Accessible Interactive AI Kiosk (GPT-4 + Speech Recognition)

tosolini · March 27, 2023, 11:16am

Accessible AI kiosk

Introducing a new prototype that leverages the power of speech recognition and AI to enhance accessibility in interactive installations for public venues. Specifically, this demo draws inspiration from The Museum of Flight in Seattle and the recently available OpenAI GPT-3 IA developed by @Seb and available through the Marketplace.

The primary goal of this prototype is to assist museum visitors in easily finding exhibition areas that align with their interests by using natural language queries. The demo showcases how Intuiface can achieve this by utilizing the Speech Recognition IA as the input mechanism and specialized prompt engineering to instruct GPT-3 to provide personalized recommendations.

How does it work?

tap and hold

With a simple tap and hold of a button, visitors can speak a query, such as “Where can I find World War II airplanes?” The speech recognition technology then converts the query into text and combines it with a targeted prompt, which instructs the AI model to identify the best match among the list of galleries based on their descriptions.

The success of this system relies on crafting a detailed prompt that sets the stage for the AI to effectively do its job. To achieve this, the instructions are combined with user input in Excel before being passed on to the AI model. A microphone is required for this feature to work.

Opportunities and limitations

Using voice recognition technology has the potential to enhance accessibility for users interacting with kiosks in public spaces. The application of voice recognition extends beyond wayfinding to creating custom conversation agents trained on specific museums data that can respond to user inquiries using text-to-speech technology.

However, the effectiveness of voice recognition depends on the quality of the recognition engine. The Microsoft Speech Platform, upon which Intuiface Speech Recognition is based, may not be suitable for all visitors, particularly non-native English speakers or in noisy environments. Therefore, it may be beneficial for museums to explore other alternatives, such as OpenAI’s Whisper, to improve the accuracy and reliability of voice recognition technology.

Download the Accessible Interactive AI Kiosk demo.

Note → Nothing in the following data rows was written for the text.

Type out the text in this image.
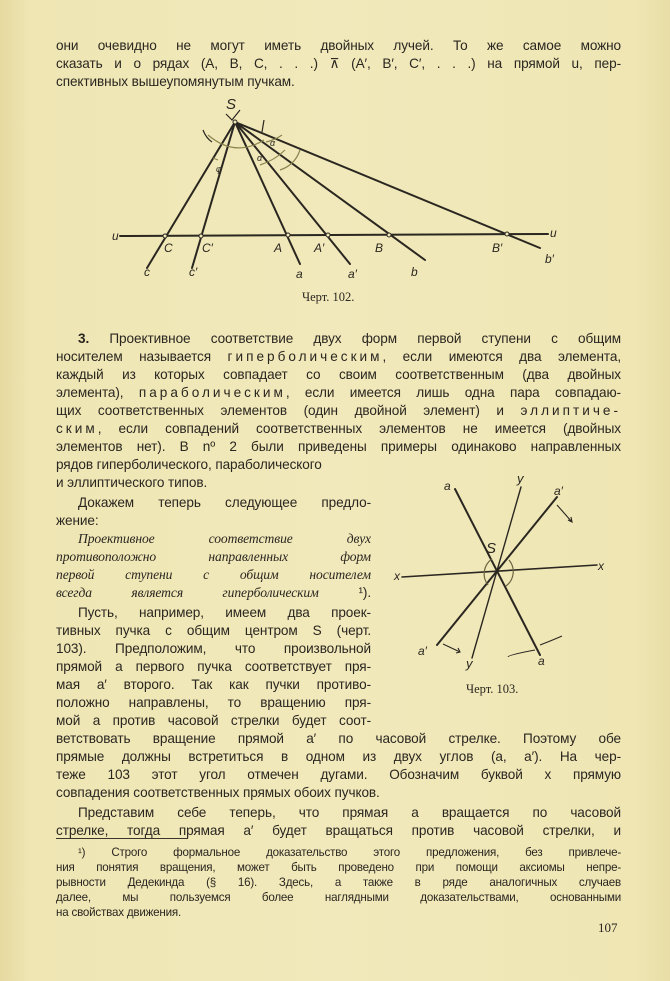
они очевидно не могут иметь двойных лучей. То же самое можно
сказать и о рядах (A, B, C, . . .) ⊼ (A′, B′, C′, . . .) на прямой u, пер-
спективных вышеупомянутым пучкам.
S
u	u
C C′	A	A′	B	B′
c	c′	a	a′	b
b′
φ
α
α
S
x
x
y
y
a
a
a′
a′
Черт. 102.
3. Проективное соответствие двух форм первой ступени с общим
носителем называется гиперболическим, если имеются два элемента,
каждый из которых совпадает со своим соответственным (два двойных
элемента), параболическим, если имеется лишь одна пара совпадаю-
щих соответственных элементов (один двойной элемент) и эллиптиче-
ским, если совпадений соответственных элементов не имеется (двойных
элементов нет). В nº 2 были приведены примеры одинаково направленных
рядов гиперболического, параболического
и эллиптического типов.
Докажем теперь следующее предло-
жение:
Проективное соответствие двух
противоположно направленных форм
первой ступени с общим носителем
всегда является гиперболическим	¹).
Пусть, например, имеем два проек-
тивных пучка с общим центром S (черт.
103). Предположим, что произвольной
прямой a первого пучка соответствует пря-
мая a′ второго. Так как пучки противо-
положно направлены, то вращению пря-
мой a против часовой стрелки будет соот-
Черт. 103.
ветствовать вращение прямой a′ по часовой стрелке. Поэтому обе
прямые должны встретиться в одном из двух углов (a, a′). На чер-
теже 103 этот угол отмечен дугами. Обозначим буквой x прямую
совпадения соответственных прямых обоих пучков.
Представим себе теперь, что прямая a вращается по часовой
стрелке, тогда прямая a′ будет вращаться против часовой стрелки, и
¹) Строго формальное доказательство этого предложения, без привлече-
ния понятия вращения, может быть проведено при помощи аксиомы непре-
рывности Дедекинда (§ 16). Здесь, а также в ряде аналогичных случаев
далее, мы пользуемся более наглядными доказательствами, основанными
на свойствах движения.
107
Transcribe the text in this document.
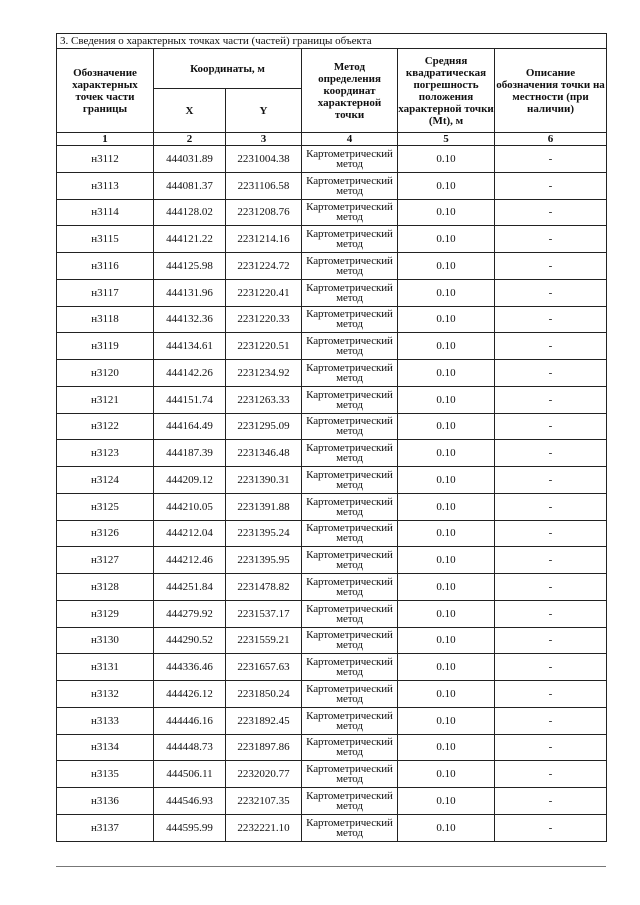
3. Сведения о характерных точках части (частей) границы объекта					
Обозначение характерных точек части границы	Координаты, м		Метод определения координат характерной точки	Средняя квадратическая погрешность положения характерной точки (Mt), м	Описание обозначения точки на местности (при наличии)
	X	Y			
1	2	3	4	5	6
н3112	444031.89	2231004.38	Картометрический метод	0.10	-
н3113	444081.37	2231106.58	Картометрический метод	0.10	-
н3114	444128.02	2231208.76	Картометрический метод	0.10	-
н3115	444121.22	2231214.16	Картометрический метод	0.10	-
н3116	444125.98	2231224.72	Картометрический метод	0.10	-
н3117	444131.96	2231220.41	Картометрический метод	0.10	-
н3118	444132.36	2231220.33	Картометрический метод	0.10	-
н3119	444134.61	2231220.51	Картометрический метод	0.10	-
н3120	444142.26	2231234.92	Картометрический метод	0.10	-
н3121	444151.74	2231263.33	Картометрический метод	0.10	-
н3122	444164.49	2231295.09	Картометрический метод	0.10	-
н3123	444187.39	2231346.48	Картометрический метод	0.10	-
н3124	444209.12	2231390.31	Картометрический метод	0.10	-
н3125	444210.05	2231391.88	Картометрический метод	0.10	-
н3126	444212.04	2231395.24	Картометрический метод	0.10	-
н3127	444212.46	2231395.95	Картометрический метод	0.10	-
н3128	444251.84	2231478.82	Картометрический метод	0.10	-
н3129	444279.92	2231537.17	Картометрический метод	0.10	-
н3130	444290.52	2231559.21	Картометрический метод	0.10	-
н3131	444336.46	2231657.63	Картометрический метод	0.10	-
н3132	444426.12	2231850.24	Картометрический метод	0.10	-
н3133	444446.16	2231892.45	Картометрический метод	0.10	-
н3134	444448.73	2231897.86	Картометрический метод	0.10	-
н3135	444506.11	2232020.77	Картометрический метод	0.10	-
н3136	444546.93	2232107.35	Картометрический метод	0.10	-
н3137	444595.99	2232221.10	Картометрический метод	0.10	-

Please note that to use this XP and customize it, you will need to sign up for the OpenAI API platform and obtain your own secret API key. Once you have your API key, simply switch to Edit mode in Composer, locate the Excel database file called XLS_PromptMaker under Interface Assets, and paste your API key into the appropriate field.

If you enjoyed this topic, check out also the AI-Powered Interactive Kiosk article.

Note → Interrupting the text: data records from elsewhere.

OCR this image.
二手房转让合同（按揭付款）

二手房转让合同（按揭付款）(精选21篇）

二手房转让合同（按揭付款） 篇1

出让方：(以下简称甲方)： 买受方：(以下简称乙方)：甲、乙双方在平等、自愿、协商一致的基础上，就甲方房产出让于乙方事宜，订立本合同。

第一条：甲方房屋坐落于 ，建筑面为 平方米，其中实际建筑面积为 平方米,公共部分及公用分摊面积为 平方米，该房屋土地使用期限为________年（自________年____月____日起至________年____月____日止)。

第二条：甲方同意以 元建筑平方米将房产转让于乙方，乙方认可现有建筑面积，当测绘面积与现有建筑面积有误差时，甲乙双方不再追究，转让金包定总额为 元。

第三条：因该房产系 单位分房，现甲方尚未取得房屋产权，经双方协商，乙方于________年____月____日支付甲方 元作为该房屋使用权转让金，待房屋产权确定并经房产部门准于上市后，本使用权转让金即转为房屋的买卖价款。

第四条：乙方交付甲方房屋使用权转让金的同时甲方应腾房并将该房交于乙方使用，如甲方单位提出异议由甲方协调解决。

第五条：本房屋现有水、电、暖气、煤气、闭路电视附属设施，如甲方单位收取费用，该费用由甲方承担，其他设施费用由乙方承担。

shpeterson · April 26, 2023, 10:34pm

Sees lots of great possibilities here, and as usual, a wealth of resources.

tosolini · April 27, 2023, 1:17pm

@shpeterson Glad you enjoyed the prototype!

tosolini · October 5, 2023, 2:59am

This is a refresh of our original R&D prototype, made possible by two new OpenAI Interface Assets developed by magic @Seb. The goal of this demo remains the same: to allow a user to express an interest in a particular artifact / subject (using voice) and have AI suggest the best matching gallery / exhibit in the museum.

The significant improvements are in the quality of the voice recognition (now achieved through the much more accurate Whisper system) and the ability to interface with OpenAI GPT-4.

The key information about the museum galleries / exhibits is passed once to GPT-4 through an initial system prompt. Each subsequent input is treated as a follow-up request, resulting in saving tokens (and money), since OpenAI charges you by token usage.

The system prompt also instructs AI to provide the responses in a particular format:

ID|Gallery name|Gallery description

By organizing the response as pipe-delimited text, we can individually extract the ID, Gallery name, and Gallery description. In particular, the ID is being used to automatically turn visibility on/off of the red pins on the map.

Feel free to download this XP and use it in your own projects. The OpenAI GPT-4 and Whisper IA will need to run in Player NextGen mode. Make sure to add your own OpenAI API Key in the Excel.

Seb · October 5, 2023, 3:02pm

Thanks Paolo @tosolini for coming up with a great usage example of these new AI IAs (Artificial Intelligence - Interface Assets)!

If any of you readers want to test this and don’t have access to Player Next Gen yet, just ping me here

geoff · October 5, 2023, 3:41pm

Not only is this a great example, but it’s a really helpful look at how to efficiently engage with GPT to extract exactly what is needed from each response - no more, no less. It’s a great look at how to leverage AI in a public setting so you don’t risk unusual/unexpected responses.

tosolini · October 5, 2023, 4:12pm

@seb @geoff Thanks for the kind feedback. These new AI IAs are really giving Intuiface some new superpowers.